Why is this crop so attractive to western farmers? Camelina is an oilseed crop that’s demonstrated better drought tolerance and greater freezing tolerance than canola. It’s perfect for dry western states not to mention the fact that camelina is resistant to flea beetles, a major economic pest of canola and it’s also an excellent choice for grain crop rotation.

Alice Pilgeram, Research Professor at Montana State University says that her research on oil seed crops showed it to be the best oilseed fuel source out there and could truly win the tag: cash crop.

“Hands down, Camelina produced better than the other oil seed crops. The driving force behind commercial production is bio-diesel industry. The bio-diesel industry is in a world of hurt because they need to produce cost competitive fuel," said Pilgeram. "What I like about Camelina is that this is an oil seed and once you crush the oil out of it, what you have left is Camelina meal. Camelina meal is equivalent to corn meal. The meal is 42% protein, it contains about 10% oil, it’s probably one of the richest sources of Omega 3 that we have.”

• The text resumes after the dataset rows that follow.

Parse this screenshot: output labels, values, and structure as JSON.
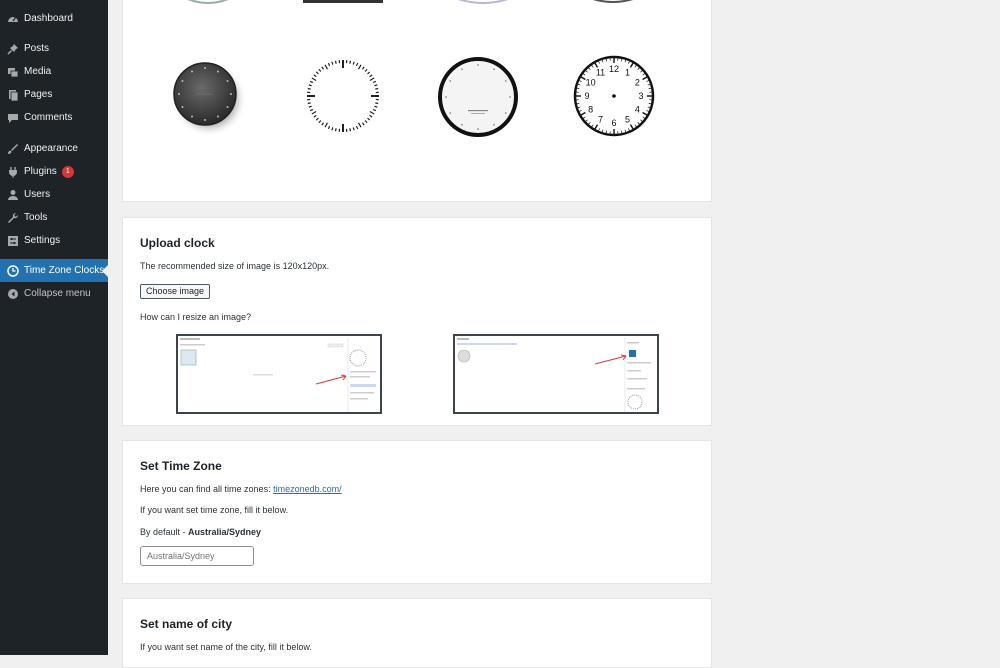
{
  "sidebar": {
    "items": [
      {
        "label": "Dashboard",
        "icon": "dashboard-icon"
      },
      {
        "label": "Posts",
        "icon": "pin-icon"
      },
      {
        "label": "Media",
        "icon": "media-icon"
      },
      {
        "label": "Pages",
        "icon": "pages-icon"
      },
      {
        "label": "Comments",
        "icon": "comments-icon"
      },
      {
        "label": "Appearance",
        "icon": "brush-icon"
      },
      {
        "label": "Plugins",
        "icon": "plugin-icon",
        "badge": "1"
      },
      {
        "label": "Users",
        "icon": "users-icon"
      },
      {
        "label": "Tools",
        "icon": "wrench-icon"
      },
      {
        "label": "Settings",
        "icon": "settings-icon"
      },
      {
        "label": "Time Zone Clocks",
        "icon": "clock-icon",
        "active": true
      },
      {
        "label": "Collapse menu",
        "icon": "collapse-icon"
      }
    ],
    "accent": "#2271b1",
    "badge_color": "#d63638"
  },
  "clocks_panel": {
    "clock_numbers": [
      "12",
      "1",
      "2",
      "3",
      "4",
      "5",
      "6",
      "7",
      "8",
      "9",
      "10",
      "11"
    ]
  },
  "upload_clock": {
    "title": "Upload clock",
    "size_note": "The recommended size of image is 120x120px.",
    "button_label": "Choose image",
    "resize_question": "How can I resize an image?"
  },
  "time_zone": {
    "title": "Set Time Zone",
    "find_text": "Here you can find all time zones:",
    "link_text": "timezonedb.com/",
    "fill_text": "If you want set time zone, fill it below.",
    "default_prefix": "By default - ",
    "default_value": "Australia/Sydney",
    "input_placeholder": "Australia/Sydney"
  },
  "city": {
    "title": "Set name of city",
    "fill_text": "If you want set name of the city, fill it below."
  }
}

Pilgeram adds that the meal is an excellent alternative to corn for all livestock and great for chicken feed because eggs are enriched with Omega 3. The FDA also recently approved Camelina meal as a component of livestock feed rations, and tests have shown measurable increases in Omega-3 meat and dairy content.

The Institute for Biobased Products, part of Montana State University in Bozeman,is studying the new biodiesel feedstock that’s cheaper to harvest and cuts down on farmer input costs, according to researcher Duane Johnson. Johnson told Biodiesel Magazine about camelina, similar to the mustard plant and commonly grown in northern Europe. The institute began researching camelina's potential as a biodiesel feedstock while trying to figure out how to lower the cost of producing the renewable fuel.

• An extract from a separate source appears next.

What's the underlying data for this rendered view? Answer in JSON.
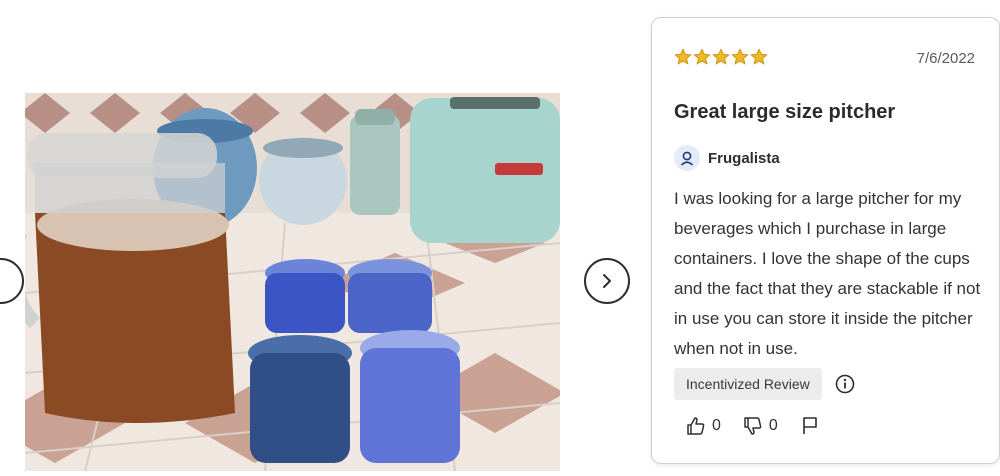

In its third year of research, Johnson has some impressive numbers to present. He estimated the cost to make biodiesel from common feedstocks such as canola, mustard, sunflower and safflower is currently $2.35 to $2.65 per gallon, meaning it would retail at approximately $3 per gallon. Using camelina, Johnson said biodiesel would cost $1 to $1.25 per gallon.
"About 75 percent of biodiesel production cost was in farm-grown raw materials," Johnson said. "We started looking at camelina as a crop cheaper to grow and it’s looking very good in terms of being a low-cost replacement." A market research and advisory firm is predicting that camelina will be the feedstock for a billion gallons of biofuels a year by the year 2025.

There are high hopes for the new cash crop, in a report just released called “Camelina Aviation Biofuels Market Opportunity and Renewable Energy Strategy Report,” researchers say the non-food energy crop will produce biofuels for the aviation and biodiesel sectors that could accounting for 25,000 new jobs, more than $5.5 billion in new revenues and $3.5 billion in new agricultural income for U.S. and Canadian farmers in the next decade.